Performance Analysis of T-Wave-Offset Detection Algorithms on Patients With Cardiac Diseases

Deborah Nairn1, Pietro Bonizzi2, Joël Karel2, Alfonso Aranda3
1Maastricht University / Medtronic, 2Department of Data Science and Knowledge Engineering, Maastricht University, 3Medtronic & Maastricht University


Abstract

Aim: Automatic processing algorithms detecting the T-wave-offset contribute to providing important information about heart rhythm abnormalities and heart diseases. Many algorithms for T-wave-offset detection have been developed, however there is a lack of validation of these algorithms for patients suffering from cardiac diseases. This study proposes a comparison of several T-wave-offset detection algorithms on healthy subjects, and patients suffering from myocardial infarction and other cardiac diseases.
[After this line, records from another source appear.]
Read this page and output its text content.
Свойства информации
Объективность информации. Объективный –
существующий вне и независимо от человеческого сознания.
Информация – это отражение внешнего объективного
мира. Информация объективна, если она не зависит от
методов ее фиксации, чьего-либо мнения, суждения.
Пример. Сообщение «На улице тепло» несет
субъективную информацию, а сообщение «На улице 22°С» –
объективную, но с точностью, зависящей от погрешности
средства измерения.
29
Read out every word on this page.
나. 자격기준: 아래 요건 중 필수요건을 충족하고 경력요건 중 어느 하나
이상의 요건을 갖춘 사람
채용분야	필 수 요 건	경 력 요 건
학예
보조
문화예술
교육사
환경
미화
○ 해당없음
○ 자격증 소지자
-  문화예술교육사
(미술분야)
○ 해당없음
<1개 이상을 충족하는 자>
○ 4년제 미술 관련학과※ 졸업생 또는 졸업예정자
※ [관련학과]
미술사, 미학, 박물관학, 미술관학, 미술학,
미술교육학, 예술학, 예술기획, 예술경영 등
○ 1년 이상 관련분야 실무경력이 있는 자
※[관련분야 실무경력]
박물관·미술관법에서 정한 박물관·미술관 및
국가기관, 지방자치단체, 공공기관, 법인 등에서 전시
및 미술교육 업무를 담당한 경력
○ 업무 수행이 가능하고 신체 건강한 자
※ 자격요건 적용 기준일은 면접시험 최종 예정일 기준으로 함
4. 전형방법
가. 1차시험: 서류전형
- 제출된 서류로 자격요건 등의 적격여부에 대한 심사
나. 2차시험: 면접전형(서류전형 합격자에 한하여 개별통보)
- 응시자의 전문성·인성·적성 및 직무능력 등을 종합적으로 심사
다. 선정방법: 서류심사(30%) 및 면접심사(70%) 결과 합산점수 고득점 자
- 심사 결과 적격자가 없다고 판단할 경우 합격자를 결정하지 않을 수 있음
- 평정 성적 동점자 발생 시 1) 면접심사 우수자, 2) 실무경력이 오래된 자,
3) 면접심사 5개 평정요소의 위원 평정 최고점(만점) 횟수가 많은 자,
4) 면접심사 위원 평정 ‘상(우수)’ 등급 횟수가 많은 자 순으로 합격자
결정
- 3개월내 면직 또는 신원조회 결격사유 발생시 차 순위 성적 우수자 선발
Methods: Seven state of the art T-wave-offset detection algorithms were selected for implementation based on the type of method being used and the clarity of the techniques presented in the paper to ensure reconstruction of the algorithms was possible. They were then all evaluated using the same dataset and benchmark to provide a fair comparison. The PhysioNet's PTB Database was used, from which 268 patients with a range of different diseases were selected, based on the accuracy of T-wave-offset annotations. To further validate each algorithm the QT database was also used, along with simulated ECGs. Performance was assessed in terms of time mismatch between detections and annotations. A detection was considered correct if it fell in a window of 100ms centered around the annotation.

Results: Most algorithms performed better on healthy subjects than diseased. On average 79 ± 26 percent of all T-wave-offsets were correctly annotated for healthy patients, 63 ± 28 for MI patients and 71 ± 21 for patients with other cardiac diseases. Further evaluation has shown that a more accurate morphology detector could improve the overall results, as slight changes of the T-wave can cause the algorithm to detect the fiducial point based on the incorrect morphology.

Conclusion: Although no algorithm performs with 100% accuracy for all patients, most can perform well with regards to the healthy patients, with two algorithms having a high performance, above 75% accuracy, on all patients.